When people ask me to account for how I pass the hours as an aspiring young actress in Los Angeles, my honest answer is that I spend many of them poking around coffee shops with what might qualify as a glazed-over look.
This does not always go over well. “So you do nothing? You just stare into space?”
Well, yes. But I’m not doing nothing. I am doing something. That something is observing, much the way a dog observes the peculiar humans around him.
Look over there. Oh great.
The guy next to me just lifted his arm and is scratching his armpit. I suppose the fact that he’s doing it over his shirt makes it a bit better. He finally puts his arm down and is now chatting with the person beside him. He’s asking how to edit out a passage in his book in which the lead character meets his romantic interest. The person says the passage needs perspective, in the spirit of Michelangelo, who invented it. What’s unclear is whether these two are speaking literally or metaphorically, since Michelangelo was never a best-selling author.
If I were a different person I’d jump in and note that it was actually Brunelleschi who’s credited for applying the concept of perspective.
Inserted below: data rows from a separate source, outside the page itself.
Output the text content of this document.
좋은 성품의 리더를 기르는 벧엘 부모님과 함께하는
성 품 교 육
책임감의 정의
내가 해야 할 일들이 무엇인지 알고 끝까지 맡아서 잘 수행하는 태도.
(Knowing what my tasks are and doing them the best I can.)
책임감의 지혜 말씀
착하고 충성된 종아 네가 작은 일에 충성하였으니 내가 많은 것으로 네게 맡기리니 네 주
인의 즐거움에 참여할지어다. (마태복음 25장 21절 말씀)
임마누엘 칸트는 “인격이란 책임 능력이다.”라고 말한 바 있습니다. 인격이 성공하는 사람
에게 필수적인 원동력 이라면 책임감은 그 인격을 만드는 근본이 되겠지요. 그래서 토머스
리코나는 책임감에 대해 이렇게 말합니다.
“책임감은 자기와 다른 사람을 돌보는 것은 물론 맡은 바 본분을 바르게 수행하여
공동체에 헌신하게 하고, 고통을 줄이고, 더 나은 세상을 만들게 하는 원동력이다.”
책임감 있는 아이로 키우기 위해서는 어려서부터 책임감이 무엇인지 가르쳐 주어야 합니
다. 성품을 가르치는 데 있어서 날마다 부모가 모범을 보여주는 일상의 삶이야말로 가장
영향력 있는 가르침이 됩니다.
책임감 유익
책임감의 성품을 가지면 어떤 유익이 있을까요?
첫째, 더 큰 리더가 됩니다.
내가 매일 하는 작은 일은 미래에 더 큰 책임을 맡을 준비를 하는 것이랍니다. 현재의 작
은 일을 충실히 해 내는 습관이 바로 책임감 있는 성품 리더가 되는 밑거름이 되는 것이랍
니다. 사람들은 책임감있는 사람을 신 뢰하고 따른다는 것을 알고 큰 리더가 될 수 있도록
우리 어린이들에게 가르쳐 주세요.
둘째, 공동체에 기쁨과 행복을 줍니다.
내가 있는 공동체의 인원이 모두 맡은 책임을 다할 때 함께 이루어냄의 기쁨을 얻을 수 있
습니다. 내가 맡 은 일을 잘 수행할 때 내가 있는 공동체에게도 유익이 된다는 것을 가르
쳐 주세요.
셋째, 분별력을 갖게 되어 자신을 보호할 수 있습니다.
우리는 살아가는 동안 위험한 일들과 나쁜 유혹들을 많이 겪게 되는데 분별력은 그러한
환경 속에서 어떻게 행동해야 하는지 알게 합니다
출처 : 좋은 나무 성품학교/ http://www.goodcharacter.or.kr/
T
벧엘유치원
I decide to change seats and refocus on writing a to-do list (dogs do not do this), but I accidentally kick the feet of the person seated across from me. Our eyes meet and I mutter an apology, which he accepts.
As if redeemed, I grab my highlighter and highlight “To-Do.” This, I think to myself, is adequate progress. I notice a man outside the shop putting his things in a little pile on one of the tables as a way of marking his spot. Then he comes in for coffee. That’s brave. Leaving his things unattended with only a little sunken garden separating the shop space from a very public street. I guess that means I’ll probably have to step in should someone try to steal whatever it is — a black lunchbox? A briefcase? If someone comes, I’ll bolt from my seat, open the door, leap onto the concrete ledge, and grab the interloper by the scuff. I lay in waiting, like most bored superheroes. Someone heads over to the belongings but leaves. Another person approaches and my muscles tense — but they, too, shuffle away. Well, isn’t that odd. Here I am, worried for a man’s iPad case (maybe?) but there’s no one to steal it.
Unlike free-roaming mammals that like knowing what it is they’re after, humans — protective or terrified, or both — are often frozen in their tracks by things like seemingly abandoned belongings. Maybe danger lurks within, threatening havoc (not something a bear, say. Would worry too much about while roaming through a campground). My fear for the safety of others is needless.
Back, then, to my list. What do I have to do today? Might as well pay rent. Wait. There’s a girl in terry cloth hot pants about to sit in that chair. If only she knew that a baby spat up on it 20 minutes ago. Now she’s looking around for something. There it is: her chihuahua in a pink leather harness. You can’t make this stuff up. Why, I wonder, is the dog loose? I’m not worried for the patron’s safety, but rather the dog’s. Someone’s bound to step on it, and this girl looks like she’s sued for much less. Yes, I know I’m being judgmental. Maybe what she’s jotting down on her rhinestone-encrusted phone are some brilliant additions to her dissertation on molecular structure. I mean it. I’m in Los Angles, remember.
The clack of her fake nails on the door reminds me that I should go and get my nails done. I shift in my chair, determined to actually start listing things. The back of the chair is digging into my ribs, which is frustrating because this morning I’d finally opened them up after an hour of fallen triangles, locust poses, and twisted runner’s lunges.
I again hit the foot of the person across from me. Another meek apology to… ‘Nick’— his cup reads. Nick. Who is Nick? Let’s round him out. He has a lot of cups, to start. One contains ice water. He also has a water bottle with water in it, a grande cappuccino with skim milk and extra foam, and a reusable cup with hot coffee. There’s also light roast. He wears a Green Packer’s hat, which means he’s from…. I have no idea. I look down and I realize my feet are directly under my chair, and the only reason I keep hitting Nick’s feet is that he’s got his lizard-tail legs stretched out to the edge of my chair. And I’m taller than he is! Lizards regenerate their tails, lengthen, molt. How outrageous. Is Nick a reptile? Mentally, I take back my apologies.
What does this hour in the life prove? That “nothing” isn’t the word for what I’m doing. I’m doing quite a bit. I am expressing emotions, including annoyance, fear, self-involvement, guilt, annoyance again, which means I’ll be incredibly prepared for my role of “Girl in Coffee Shop,” the movie social anthropologists, rhinestone cravers, and clumsy men the world over have been priming to see.